By EquitasInvictus 13 Comments
I don't typically pick up visual novels; but then again, I don't typically expect fascinating dystopian fiction in visual novels, either. That is the reason why I am most surprised a story like Sharin no Kuni, Himawari no Shoujo (Wheel Country, Sunflower Girl) ended up being a visual novel as opposed to more popular media of fiction. As my longest experience with a visual novel, I was surprised at how committed I became to finishing it. In the order of 20-30 hours, I ended up marathoning this over the course of four nights. I even picked up a fandisc for the sole purpose of reading through the backstory of the antagonist, which actually did tie in with the overarching plot nicely.
Before this, my only other experience in the genre was G-Senjou no Maou (produced by the same company, Akabeisoft2). I especially appreciated it for its story of crime and intrigue, with the protagonist overcoming most of his obstacles with quick wits and competent detective work, but I digress. From G-Senjou no Maou and how much I appreciated it, I ended up reading more about the company that produced it and how they wrote another visual novel in which the first "heroine" you meet gets shot dead two lines after she is introduced. I was obviously entertained by this idea and eventually decided to finally pick up Sharin no Kuni just to find out why that would conceivably happen in a visual novel. It turned out to be much more than I was expecting.

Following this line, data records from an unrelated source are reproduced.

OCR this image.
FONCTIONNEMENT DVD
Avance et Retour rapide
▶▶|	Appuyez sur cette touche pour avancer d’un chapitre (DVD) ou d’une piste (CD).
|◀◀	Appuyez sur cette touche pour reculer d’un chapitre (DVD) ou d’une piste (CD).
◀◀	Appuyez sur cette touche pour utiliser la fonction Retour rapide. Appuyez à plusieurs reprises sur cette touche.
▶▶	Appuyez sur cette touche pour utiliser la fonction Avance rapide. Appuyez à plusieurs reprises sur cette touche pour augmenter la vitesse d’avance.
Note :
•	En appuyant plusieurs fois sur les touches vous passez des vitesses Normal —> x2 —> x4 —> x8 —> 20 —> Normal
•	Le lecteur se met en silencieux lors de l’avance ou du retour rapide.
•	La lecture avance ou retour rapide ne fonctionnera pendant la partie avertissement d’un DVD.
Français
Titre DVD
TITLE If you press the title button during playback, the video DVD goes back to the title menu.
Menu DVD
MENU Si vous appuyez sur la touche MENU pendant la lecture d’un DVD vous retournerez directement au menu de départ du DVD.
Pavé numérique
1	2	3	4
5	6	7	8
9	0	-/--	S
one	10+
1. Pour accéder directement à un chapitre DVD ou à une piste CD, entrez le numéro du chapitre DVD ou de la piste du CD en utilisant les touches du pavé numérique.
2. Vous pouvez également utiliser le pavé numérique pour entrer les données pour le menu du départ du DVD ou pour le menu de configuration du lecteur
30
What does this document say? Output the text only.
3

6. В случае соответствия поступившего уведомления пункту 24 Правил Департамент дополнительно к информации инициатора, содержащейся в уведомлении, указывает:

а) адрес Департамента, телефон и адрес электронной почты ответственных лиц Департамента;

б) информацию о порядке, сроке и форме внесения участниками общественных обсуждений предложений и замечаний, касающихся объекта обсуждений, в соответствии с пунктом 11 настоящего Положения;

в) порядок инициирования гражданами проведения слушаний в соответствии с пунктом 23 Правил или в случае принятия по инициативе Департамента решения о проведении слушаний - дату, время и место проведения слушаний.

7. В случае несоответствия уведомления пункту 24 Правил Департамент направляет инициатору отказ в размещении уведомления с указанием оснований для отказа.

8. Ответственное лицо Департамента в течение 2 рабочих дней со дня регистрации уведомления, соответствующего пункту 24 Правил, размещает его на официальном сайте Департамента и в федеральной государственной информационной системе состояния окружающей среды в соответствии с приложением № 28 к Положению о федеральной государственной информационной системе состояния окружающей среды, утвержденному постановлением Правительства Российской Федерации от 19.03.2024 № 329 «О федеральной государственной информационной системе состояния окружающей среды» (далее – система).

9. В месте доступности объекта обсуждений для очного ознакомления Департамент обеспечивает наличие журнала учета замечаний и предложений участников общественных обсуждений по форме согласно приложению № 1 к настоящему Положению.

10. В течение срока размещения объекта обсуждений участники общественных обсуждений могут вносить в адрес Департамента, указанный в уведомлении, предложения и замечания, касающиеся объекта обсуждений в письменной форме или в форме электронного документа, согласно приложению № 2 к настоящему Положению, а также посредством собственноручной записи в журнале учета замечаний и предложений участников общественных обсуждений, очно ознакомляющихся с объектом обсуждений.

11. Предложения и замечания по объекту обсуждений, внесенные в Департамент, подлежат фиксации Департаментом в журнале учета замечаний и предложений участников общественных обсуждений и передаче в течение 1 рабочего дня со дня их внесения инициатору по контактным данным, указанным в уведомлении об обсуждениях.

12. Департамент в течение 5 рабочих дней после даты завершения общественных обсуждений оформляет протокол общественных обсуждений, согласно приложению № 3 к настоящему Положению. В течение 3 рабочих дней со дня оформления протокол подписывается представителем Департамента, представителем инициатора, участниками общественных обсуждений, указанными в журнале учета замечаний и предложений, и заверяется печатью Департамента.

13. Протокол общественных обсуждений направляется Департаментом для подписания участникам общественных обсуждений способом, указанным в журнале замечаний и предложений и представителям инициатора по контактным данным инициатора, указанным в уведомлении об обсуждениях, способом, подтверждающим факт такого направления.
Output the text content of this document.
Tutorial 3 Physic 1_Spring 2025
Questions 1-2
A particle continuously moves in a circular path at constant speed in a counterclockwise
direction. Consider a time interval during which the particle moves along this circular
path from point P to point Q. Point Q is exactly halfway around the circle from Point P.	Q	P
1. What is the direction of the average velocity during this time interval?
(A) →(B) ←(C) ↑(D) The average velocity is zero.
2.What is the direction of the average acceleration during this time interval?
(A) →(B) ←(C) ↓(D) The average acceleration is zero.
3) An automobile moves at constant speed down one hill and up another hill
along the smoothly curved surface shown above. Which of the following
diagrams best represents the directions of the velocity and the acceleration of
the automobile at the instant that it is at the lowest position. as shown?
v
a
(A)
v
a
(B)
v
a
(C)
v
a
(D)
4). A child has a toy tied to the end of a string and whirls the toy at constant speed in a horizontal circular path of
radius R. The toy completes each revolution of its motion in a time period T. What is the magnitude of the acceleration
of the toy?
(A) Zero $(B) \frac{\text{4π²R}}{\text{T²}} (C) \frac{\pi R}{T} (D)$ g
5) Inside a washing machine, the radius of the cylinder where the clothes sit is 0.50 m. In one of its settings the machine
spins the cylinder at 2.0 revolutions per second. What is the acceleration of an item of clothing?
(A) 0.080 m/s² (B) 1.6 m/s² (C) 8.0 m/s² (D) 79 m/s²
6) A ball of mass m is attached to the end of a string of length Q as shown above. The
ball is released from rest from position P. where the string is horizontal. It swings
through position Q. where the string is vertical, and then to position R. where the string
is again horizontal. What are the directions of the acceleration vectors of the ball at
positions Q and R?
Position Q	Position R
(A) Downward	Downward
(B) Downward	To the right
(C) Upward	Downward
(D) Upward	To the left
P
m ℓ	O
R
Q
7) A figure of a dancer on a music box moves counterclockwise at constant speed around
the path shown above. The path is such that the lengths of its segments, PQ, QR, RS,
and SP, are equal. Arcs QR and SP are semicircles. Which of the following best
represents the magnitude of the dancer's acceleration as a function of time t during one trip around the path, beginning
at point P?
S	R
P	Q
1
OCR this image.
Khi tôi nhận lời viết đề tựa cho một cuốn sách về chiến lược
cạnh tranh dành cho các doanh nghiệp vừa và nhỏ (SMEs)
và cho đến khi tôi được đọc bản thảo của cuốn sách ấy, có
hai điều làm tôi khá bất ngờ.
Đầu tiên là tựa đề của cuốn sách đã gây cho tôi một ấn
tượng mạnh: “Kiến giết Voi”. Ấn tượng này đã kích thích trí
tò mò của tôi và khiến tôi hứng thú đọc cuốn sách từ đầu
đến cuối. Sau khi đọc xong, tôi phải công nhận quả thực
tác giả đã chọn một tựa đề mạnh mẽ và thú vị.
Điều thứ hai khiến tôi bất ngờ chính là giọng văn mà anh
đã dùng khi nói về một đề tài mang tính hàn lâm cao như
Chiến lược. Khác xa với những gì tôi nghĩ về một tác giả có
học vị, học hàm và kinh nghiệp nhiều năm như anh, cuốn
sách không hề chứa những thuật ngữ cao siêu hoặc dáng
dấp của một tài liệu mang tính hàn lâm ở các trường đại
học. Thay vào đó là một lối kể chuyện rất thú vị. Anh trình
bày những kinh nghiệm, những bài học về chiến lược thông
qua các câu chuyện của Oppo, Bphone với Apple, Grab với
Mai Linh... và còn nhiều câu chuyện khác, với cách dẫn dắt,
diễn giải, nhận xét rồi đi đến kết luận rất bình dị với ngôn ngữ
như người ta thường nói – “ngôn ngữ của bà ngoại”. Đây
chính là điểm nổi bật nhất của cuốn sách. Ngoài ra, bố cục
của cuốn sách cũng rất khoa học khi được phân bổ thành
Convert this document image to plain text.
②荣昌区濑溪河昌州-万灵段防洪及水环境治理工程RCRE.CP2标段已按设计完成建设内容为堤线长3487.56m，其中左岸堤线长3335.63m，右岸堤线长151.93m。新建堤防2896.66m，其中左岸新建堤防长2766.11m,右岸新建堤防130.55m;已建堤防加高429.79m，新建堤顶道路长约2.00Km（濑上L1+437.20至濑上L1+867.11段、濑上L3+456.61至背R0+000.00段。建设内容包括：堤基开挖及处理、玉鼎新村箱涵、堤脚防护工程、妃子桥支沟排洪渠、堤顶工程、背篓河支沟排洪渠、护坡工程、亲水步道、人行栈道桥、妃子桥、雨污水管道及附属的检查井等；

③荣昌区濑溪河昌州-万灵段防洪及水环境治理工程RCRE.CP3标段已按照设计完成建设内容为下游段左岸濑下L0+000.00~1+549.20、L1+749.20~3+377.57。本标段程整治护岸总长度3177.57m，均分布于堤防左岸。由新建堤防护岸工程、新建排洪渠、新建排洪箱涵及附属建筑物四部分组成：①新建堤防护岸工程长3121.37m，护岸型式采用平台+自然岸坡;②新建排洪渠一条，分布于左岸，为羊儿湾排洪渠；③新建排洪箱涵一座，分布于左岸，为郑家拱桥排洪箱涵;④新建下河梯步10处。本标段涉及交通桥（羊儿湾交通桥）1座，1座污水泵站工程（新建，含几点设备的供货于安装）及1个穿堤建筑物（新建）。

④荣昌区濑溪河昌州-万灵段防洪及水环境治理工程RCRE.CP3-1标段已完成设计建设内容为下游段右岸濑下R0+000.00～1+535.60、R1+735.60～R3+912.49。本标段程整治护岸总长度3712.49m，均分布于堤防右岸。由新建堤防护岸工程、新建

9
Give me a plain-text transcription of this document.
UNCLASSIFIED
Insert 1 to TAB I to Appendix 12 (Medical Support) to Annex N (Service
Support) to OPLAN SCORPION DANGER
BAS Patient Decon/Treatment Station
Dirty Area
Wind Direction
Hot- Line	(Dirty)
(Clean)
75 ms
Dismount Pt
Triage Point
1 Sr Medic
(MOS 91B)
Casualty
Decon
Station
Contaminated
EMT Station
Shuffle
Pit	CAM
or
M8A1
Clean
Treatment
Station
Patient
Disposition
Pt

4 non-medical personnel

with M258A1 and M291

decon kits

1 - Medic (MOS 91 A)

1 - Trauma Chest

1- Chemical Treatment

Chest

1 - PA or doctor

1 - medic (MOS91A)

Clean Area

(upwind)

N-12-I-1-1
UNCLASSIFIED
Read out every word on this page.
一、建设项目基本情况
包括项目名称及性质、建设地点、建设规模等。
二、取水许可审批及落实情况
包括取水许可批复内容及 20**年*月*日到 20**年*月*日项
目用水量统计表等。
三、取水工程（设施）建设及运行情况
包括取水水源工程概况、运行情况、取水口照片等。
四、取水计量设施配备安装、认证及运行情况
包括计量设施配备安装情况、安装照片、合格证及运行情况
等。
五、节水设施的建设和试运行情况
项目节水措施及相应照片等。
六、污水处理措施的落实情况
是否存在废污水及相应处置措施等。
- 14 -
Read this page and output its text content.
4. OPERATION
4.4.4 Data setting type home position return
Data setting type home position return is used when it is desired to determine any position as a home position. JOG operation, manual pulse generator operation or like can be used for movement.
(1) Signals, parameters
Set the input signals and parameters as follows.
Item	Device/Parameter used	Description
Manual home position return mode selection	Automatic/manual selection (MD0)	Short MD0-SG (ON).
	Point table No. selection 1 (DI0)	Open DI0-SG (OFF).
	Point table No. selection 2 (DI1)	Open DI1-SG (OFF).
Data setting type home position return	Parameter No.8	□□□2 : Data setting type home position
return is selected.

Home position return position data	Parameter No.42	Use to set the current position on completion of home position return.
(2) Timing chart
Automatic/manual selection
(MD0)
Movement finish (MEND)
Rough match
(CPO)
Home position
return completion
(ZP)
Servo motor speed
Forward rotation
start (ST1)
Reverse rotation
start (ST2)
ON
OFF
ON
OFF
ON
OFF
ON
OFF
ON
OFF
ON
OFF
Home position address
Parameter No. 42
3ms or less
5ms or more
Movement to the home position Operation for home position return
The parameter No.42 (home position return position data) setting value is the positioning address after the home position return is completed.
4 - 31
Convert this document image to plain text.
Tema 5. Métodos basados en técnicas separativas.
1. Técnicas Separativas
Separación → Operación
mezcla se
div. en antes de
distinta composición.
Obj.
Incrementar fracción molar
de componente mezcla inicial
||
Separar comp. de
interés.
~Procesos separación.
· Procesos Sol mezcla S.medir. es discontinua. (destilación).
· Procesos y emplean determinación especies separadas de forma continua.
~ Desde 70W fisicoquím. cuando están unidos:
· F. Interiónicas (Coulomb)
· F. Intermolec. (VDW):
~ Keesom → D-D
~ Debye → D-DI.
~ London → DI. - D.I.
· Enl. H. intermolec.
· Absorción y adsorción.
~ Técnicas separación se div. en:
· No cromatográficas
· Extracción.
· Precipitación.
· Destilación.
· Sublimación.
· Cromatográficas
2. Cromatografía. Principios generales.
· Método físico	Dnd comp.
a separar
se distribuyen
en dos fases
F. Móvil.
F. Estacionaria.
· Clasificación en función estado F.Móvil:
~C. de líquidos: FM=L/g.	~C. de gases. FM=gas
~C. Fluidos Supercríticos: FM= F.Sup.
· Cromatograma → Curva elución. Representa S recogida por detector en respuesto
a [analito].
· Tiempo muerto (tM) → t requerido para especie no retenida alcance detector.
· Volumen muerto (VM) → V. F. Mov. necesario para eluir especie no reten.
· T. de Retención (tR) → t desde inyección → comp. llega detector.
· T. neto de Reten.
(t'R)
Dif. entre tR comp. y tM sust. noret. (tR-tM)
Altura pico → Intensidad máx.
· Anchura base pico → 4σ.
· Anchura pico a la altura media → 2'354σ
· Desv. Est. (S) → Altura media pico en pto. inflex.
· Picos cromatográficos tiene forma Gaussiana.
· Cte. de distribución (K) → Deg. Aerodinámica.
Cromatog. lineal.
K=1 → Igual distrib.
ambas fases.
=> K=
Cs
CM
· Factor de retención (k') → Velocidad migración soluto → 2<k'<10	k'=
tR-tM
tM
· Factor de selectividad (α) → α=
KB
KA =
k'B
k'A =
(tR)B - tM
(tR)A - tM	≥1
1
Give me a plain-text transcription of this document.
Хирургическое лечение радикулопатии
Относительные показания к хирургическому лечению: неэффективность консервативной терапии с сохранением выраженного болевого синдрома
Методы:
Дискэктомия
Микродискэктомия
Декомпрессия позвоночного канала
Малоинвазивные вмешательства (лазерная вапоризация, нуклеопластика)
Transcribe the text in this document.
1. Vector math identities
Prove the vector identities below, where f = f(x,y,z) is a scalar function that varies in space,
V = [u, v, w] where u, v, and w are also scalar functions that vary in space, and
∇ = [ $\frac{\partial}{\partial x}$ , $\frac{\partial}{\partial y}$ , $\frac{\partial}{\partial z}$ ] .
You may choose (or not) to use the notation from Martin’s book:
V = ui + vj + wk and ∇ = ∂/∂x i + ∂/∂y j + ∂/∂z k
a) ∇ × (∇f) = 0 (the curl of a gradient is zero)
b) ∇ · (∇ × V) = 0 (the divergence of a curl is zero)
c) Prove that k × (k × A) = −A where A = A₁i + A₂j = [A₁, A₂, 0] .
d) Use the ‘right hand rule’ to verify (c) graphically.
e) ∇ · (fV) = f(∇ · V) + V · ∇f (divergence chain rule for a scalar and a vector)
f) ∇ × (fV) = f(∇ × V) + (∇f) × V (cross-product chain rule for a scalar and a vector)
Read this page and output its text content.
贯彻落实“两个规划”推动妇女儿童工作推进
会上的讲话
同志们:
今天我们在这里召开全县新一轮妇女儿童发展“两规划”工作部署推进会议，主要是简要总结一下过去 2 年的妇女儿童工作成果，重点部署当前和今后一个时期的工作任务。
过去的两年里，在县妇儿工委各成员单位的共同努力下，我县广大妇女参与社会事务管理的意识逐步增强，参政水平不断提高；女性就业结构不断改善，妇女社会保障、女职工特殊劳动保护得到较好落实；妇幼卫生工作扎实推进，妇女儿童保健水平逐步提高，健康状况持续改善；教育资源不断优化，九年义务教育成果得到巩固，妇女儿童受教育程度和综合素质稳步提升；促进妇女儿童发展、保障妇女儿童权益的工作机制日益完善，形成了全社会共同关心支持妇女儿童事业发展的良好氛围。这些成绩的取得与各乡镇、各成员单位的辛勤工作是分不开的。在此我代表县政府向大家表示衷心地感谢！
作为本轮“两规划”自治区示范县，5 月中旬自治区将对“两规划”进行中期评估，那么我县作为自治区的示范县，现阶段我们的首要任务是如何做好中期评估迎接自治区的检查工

Essentially, the dystopian aspect behind Sharin no Kuni, which the protagonist makes clear from the very beginning, is the fact that there are no prisons or capital punishment in the setting's society – instead, criminals are punished with "obligations," handicaps placed on their everyday life in order to compel them to rehabilitate from their wrongful ways. It sounds like a romantic ideal at first, but crimes in that setting are a little more ambiguous with punishments that are much more severe. For example, one of the heroines you encounter accumulated a debt that stemmed from her gambling problems and inability to find employment. Her "obligation" is a day reduced to 12-hours by means of a pill that will "stop" her mind and body for a 12-hour period she is required to take on a daily basis (and it doesn't come with benefits of sleep, either; she has to do that in the time she is not stopped.) Also, despite the lack of prisons and capital punishment, people who don't follow their "obligations" are shipped off to concentration camps, a fate worse than death that stresses the incentive of following one's obligation.
At this point, I have to say the concept of obligations was a clever means to justify the fact that this is a visual novel. The protagonist is starting his final exam to be among those responsible for administering and overseeing the obligations and rehabilitation of others (the prestigious title known as "Special High Class Individual"), and the premise is set up with the revelation that in order to pass his final exam, he must rehabilitate three girls with different obligations in monitoring their everyday lives while compelling them to change the behaviors so that they may be considered rehabilitated with their obligations revoked. It is much easier said than done, however, because these girls have real problems that aren't even necessarily their fault (hence how the society of the setting is dystopic and inherently flawed)! The protagonist isn't in the best situation, either, with two of the three girls being from a regrettable point of his past causing him to assume a different identity in the game's present.
Between the protagonist's objective to rehabilitate the girls and him trying to make up for his greatest regret, I would call this a story a dystopian bildungsroman with themes of redemption and sacrifice. I would actually go so far to say that I was not as compelled by the protagonist as I was with the development of the heroines, but I feel like that is to be expected with this genre of games. Nevertheless, Sharin no Kuni features a surprisingly deep story that I would recommend to anyone interested in the visual novel genre or willing to pick one up for the first time.
This also has me wondering about other great stories uniquely contained in the form of visual novels or other niche genres.